Namun, Prabowo menegaskan di tanggal 11 April nanti hanya acara rakornas Gerindra bukan deklarasi capres. Nantinya acara rakornas juga berlangsung tertutup.
"Tanggal 11 belum deklarasi, rapat koordinasi nasional, apel keadilan nasional. Dan intern (Gerindra) maaf tidak ada media," ucap Prabowo saat ditemui di Hotel Sultan Jl Jenderal Gatot Subroto, Jakarta Pusat, Kamis (5/4).
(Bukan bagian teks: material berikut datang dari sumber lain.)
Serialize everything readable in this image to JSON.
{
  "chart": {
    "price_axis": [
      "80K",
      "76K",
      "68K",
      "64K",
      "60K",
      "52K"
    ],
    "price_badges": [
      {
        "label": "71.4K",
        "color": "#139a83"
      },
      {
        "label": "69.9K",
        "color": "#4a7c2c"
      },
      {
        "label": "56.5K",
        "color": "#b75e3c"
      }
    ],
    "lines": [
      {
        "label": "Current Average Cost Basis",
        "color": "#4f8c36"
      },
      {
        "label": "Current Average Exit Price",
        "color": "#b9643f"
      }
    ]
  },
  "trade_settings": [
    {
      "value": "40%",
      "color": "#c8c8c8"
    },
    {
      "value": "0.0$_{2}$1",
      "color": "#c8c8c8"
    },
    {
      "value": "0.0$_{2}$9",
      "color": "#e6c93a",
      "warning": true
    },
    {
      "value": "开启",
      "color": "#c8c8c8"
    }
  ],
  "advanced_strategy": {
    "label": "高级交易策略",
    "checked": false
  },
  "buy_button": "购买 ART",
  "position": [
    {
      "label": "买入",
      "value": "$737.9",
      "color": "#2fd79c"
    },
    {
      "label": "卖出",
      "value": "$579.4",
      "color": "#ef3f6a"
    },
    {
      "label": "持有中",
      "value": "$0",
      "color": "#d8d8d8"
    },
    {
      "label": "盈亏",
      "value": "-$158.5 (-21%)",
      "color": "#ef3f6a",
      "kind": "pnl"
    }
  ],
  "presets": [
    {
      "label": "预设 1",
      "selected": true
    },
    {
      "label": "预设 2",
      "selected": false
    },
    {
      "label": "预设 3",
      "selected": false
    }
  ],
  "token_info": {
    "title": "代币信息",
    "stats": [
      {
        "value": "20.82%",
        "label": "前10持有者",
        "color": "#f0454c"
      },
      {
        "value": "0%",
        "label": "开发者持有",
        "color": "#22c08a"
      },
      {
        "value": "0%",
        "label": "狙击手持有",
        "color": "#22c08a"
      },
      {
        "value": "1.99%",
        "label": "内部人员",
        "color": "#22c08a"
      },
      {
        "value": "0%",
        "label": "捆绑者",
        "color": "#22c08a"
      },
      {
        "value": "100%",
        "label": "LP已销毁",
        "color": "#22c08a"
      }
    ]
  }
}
Lihat Prabowo Subianto di Liputan6.com
Mantan Danjen Kopassus ini menerangkan, partainya juga masih butuh tiket untuk mencalonkan dirinya. Prabowo juga masih mempertimbangkan terkait pencalonan dirinya.
"Deklarasi itu kalau ada tiket, kan belum ada tiket, dan juga belum tentu, situasi berkembang ya kita berpikir positif. Tenang sabar-sabar lah kita cari yang terbaik ya kita cari yang terbaik ya," ujar Prabowo.
Sebelumnya, Wakil Ketua Umum Partai Gerindra Fadli Zon membantah Prabowo memiliki masalah soal logistik terkait rencana pencapresannya.
"Enggak ada. Tidak ada masalah sama sekali. Urusan logistik itu saya kira urusan belakangan, kita siap. Enggak ada masalah," kata Fadli di Kompleks Parlemen, Senayan, Jakarta, Kamis (5/4).
Sedangkan terkait dukungan logistik dari partai lain, Fadli mengatakan masih banyak waktu untuk mengumpulkan koalisi yang pasti. Sebab, pendaftaran capres masih terlampau jauh.
"Kalau itu kan karena kita butuh waktu, proses, deadline-nya kan empat bulan lagi, itu sudah harus fix dengan dukungan itu dan kemudian pasangan capres-cawapres," ungkapnya.